For the month ending 31 October, RSPs reached between 84.8 per cent and 98.5 per cent of maximum plan speed across all plans during the NBN's busy hours of 7pm to 11pm.
This is according to the Australian Competition and Consumer Commission’s (ACCC) 11th Measuring Broadband Australia (MBA) report, which averaged the maximum busy period speed for all plans at 94.9 per cent.
Meanwhile, for all hours, the average was up slightly higher, at 95.7 per cent, and more than half of monitored services on the NBN, at 53.9 per cent, exceeded their maximum speed.
“Speeds in the October test period were the highest we have seen for all monitored RSPs since the start of the MBA program,” ACCC chair Rod Sims said.
By comparison, RSP performance back in February ranged from averages of 81.7 per cent to 90.8 per cent during all hours, and from 80.0 per cent to 89.9 per cent during busy hours.
Supporting the overall increase in speeds, according to the watchdog, came down to NBN Co’s extra capacity offer, which lasted from March to November and the network builder increasing how it over-provisions the downloads in most speed tiers by about 10 to 15 per cent.
“We had been concerned that consumers haven’t experienced full use of their plan speed even outside busy hours for some time now, so it is good to see the MBA’s transparency measures showcasing the faster broadband speeds available to consumers during these difficult times,” Sims said.
Breaking down the speeds by connection however shows that not everything is equal, with fibre to the node (FTTN) connections reaching a maximum average speed of 89.6 per cent during busy hours and 90.2 per cent during all hours in October.
Meanwhile, fibre to the premises' (FTTP) average max speeds for busy and all hour periods during the month were at 100.4 per cent and 101.3 per cent, respectively. Additionally, hybrid fibre coaxial (HFC) connections clocked in at 99.4 per cent and 100.4 per cent and fibre to the curb connections recorded 97.8 per cent and 98.4 per cent.

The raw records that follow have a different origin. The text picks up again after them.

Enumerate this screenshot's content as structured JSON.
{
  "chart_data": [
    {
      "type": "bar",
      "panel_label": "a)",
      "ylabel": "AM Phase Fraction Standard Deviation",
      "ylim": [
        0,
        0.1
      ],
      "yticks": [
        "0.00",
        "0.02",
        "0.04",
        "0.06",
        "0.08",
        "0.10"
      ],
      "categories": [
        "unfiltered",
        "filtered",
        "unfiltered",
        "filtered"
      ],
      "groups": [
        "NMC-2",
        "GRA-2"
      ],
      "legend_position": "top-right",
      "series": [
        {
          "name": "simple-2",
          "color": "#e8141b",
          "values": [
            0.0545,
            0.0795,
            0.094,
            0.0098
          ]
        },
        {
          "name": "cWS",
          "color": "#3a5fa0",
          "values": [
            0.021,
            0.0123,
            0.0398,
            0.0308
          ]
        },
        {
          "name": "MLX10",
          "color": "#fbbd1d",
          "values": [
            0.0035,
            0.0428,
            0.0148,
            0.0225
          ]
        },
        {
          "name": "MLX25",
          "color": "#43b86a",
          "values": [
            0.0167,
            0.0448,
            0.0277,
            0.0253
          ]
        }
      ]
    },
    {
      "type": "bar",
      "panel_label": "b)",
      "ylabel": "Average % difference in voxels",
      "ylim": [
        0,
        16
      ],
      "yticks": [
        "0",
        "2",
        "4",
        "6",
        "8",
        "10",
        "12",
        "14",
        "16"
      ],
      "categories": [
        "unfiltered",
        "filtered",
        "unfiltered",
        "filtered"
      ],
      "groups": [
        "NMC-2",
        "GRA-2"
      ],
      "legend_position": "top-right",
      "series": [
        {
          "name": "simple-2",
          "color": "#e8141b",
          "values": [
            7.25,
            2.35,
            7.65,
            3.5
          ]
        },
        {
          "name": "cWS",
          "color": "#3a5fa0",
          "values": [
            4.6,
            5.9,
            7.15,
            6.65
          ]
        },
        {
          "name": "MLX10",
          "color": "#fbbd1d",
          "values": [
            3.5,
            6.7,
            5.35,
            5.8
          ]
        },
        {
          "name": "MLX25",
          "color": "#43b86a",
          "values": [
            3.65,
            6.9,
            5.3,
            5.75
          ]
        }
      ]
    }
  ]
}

“Although most consumers have already benefited from increased download speeds, those on FTTN connections are continuing to experience lower than expected speeds. We encourage NBN Co and RSPs to work to resolve this, especially given the additional investment in FTTN services announced by NBN Co in September,” Sims said.
“Good progress has already been made on addressing this issue with the proportion of underperforming services in our sample falling from 13.9 per cent in May 2018 to 8.1 per cent in October 2020," he added.
Additionally, the ACCC highlighted Telstra as showing the greatest improvement in its busy evening speeds with an improvement of 11 per cent, while Superloop made its first appearance in an MBA with a “comparable” result — an average of 93 per cent of maximum plan speed in busy hours.